Michigan Gov. Gretchen Whitmer wrote to Verma in February, saying that she plans to work with state lawmakers to tweak the plan to protect coverage while promoting work. The state Senate passed a bill in late June.
Each Medicaid program so far has been challenged in court independently, so the litigation in the three states facing lawsuits should not affect the implementation of other programs.
The next legal action expected is for New Hampshire’s program, which will be heard in the U.S. District Court for the District of Columbia.
U.S. District Judge James Boasberg, an Obama appointee who previously ruled that both Arkansas and Kentucky’s programs were invalid, is scheduled for the case.
Advocates expect action in mid-July, and the plaintiffs said they want a ruling by August 1, but that could shift after the policy changes the state announced Monday.
Musumeci said the briefing was set up so it could be decided by the end of July before coverage losses initially were to take effect in August.
Both the Kentucky and Arkansas cases are set to be heard by the U.S. Court of Appeals for the District of Columbia Circuit. The states’ briefings end Aug. 1, and oral arguments are expected by October.
“CMS has been pretty clear that it doesn’t plan to reconsider anything in either state until the decision is reviewed on appeal,” said Orris. “It’s basically hands-off right now until the court says something new. Depending on what the court says, it might be that Kentucky or Arkansas both have to reapply or the court says there’s a defect in the waiver or the court just says no, it’s still not implementable. The position is nobody is trying to fix anything right now because the case is on appeal.”

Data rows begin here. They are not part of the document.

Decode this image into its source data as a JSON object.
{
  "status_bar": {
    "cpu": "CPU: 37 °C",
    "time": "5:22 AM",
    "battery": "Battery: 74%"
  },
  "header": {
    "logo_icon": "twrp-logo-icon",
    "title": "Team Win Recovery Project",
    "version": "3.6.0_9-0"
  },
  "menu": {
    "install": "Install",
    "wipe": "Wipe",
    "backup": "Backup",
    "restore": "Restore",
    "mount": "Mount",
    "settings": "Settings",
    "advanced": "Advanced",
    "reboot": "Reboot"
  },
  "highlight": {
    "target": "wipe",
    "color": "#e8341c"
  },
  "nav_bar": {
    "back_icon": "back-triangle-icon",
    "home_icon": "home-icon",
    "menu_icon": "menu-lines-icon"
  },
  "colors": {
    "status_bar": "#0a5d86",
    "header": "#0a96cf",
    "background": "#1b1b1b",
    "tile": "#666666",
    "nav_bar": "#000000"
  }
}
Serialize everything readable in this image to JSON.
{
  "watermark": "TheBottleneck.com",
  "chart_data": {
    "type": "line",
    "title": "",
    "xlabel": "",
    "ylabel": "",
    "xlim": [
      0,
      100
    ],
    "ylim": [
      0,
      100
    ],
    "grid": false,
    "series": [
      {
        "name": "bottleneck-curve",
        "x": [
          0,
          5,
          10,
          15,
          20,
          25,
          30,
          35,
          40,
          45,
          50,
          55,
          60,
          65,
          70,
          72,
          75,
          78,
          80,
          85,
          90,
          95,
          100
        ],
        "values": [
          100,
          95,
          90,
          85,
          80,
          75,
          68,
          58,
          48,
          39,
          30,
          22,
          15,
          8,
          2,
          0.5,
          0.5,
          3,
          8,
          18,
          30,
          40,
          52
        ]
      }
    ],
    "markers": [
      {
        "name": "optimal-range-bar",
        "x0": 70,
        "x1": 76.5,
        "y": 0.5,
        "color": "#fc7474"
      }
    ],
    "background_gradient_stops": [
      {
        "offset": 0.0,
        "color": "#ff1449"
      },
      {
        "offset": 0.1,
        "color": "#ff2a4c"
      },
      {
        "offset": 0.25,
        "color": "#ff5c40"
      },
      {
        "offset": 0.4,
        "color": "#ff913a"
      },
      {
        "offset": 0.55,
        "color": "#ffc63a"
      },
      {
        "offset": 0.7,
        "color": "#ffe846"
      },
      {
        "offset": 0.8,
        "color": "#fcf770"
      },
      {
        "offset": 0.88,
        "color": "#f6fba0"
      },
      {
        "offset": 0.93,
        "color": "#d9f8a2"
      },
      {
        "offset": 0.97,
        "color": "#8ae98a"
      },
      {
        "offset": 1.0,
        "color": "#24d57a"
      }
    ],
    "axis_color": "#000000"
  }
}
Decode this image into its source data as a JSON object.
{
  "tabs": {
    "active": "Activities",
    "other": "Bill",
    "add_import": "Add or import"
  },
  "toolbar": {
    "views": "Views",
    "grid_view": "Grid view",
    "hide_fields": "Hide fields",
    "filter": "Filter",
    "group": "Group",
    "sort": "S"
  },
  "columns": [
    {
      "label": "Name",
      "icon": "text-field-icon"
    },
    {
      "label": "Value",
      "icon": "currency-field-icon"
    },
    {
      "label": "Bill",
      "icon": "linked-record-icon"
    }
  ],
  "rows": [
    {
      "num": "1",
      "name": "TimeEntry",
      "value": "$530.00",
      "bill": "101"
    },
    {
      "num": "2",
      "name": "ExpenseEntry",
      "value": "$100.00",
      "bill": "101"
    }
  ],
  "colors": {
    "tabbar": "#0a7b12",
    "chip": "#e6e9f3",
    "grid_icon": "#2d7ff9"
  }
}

Graves says that if the court reverses the Arkansas decision, it could cause additional confusion for enrollees and providers. Hospitals and doctors want to know if a patient is enrolled in Medicaid and they will be paid.
“If you don’t know at any given time whether an individual that used to be insured is currently insured, there’s an administrative cost in following up,” he said.
In the next few months, additional litigation or approvals may come. CMS’ most recent Medicaid work requirements waiver approval was in March.
“There are a number of states that have applications pending at CMS. I do think at least some states are going to be cautious and looking to see what the court ultimately holds and the potential threat of litigation may give some states some pause,” said Musumeci, who also said she would not be surprised if advocates challenge Indiana’s program as well.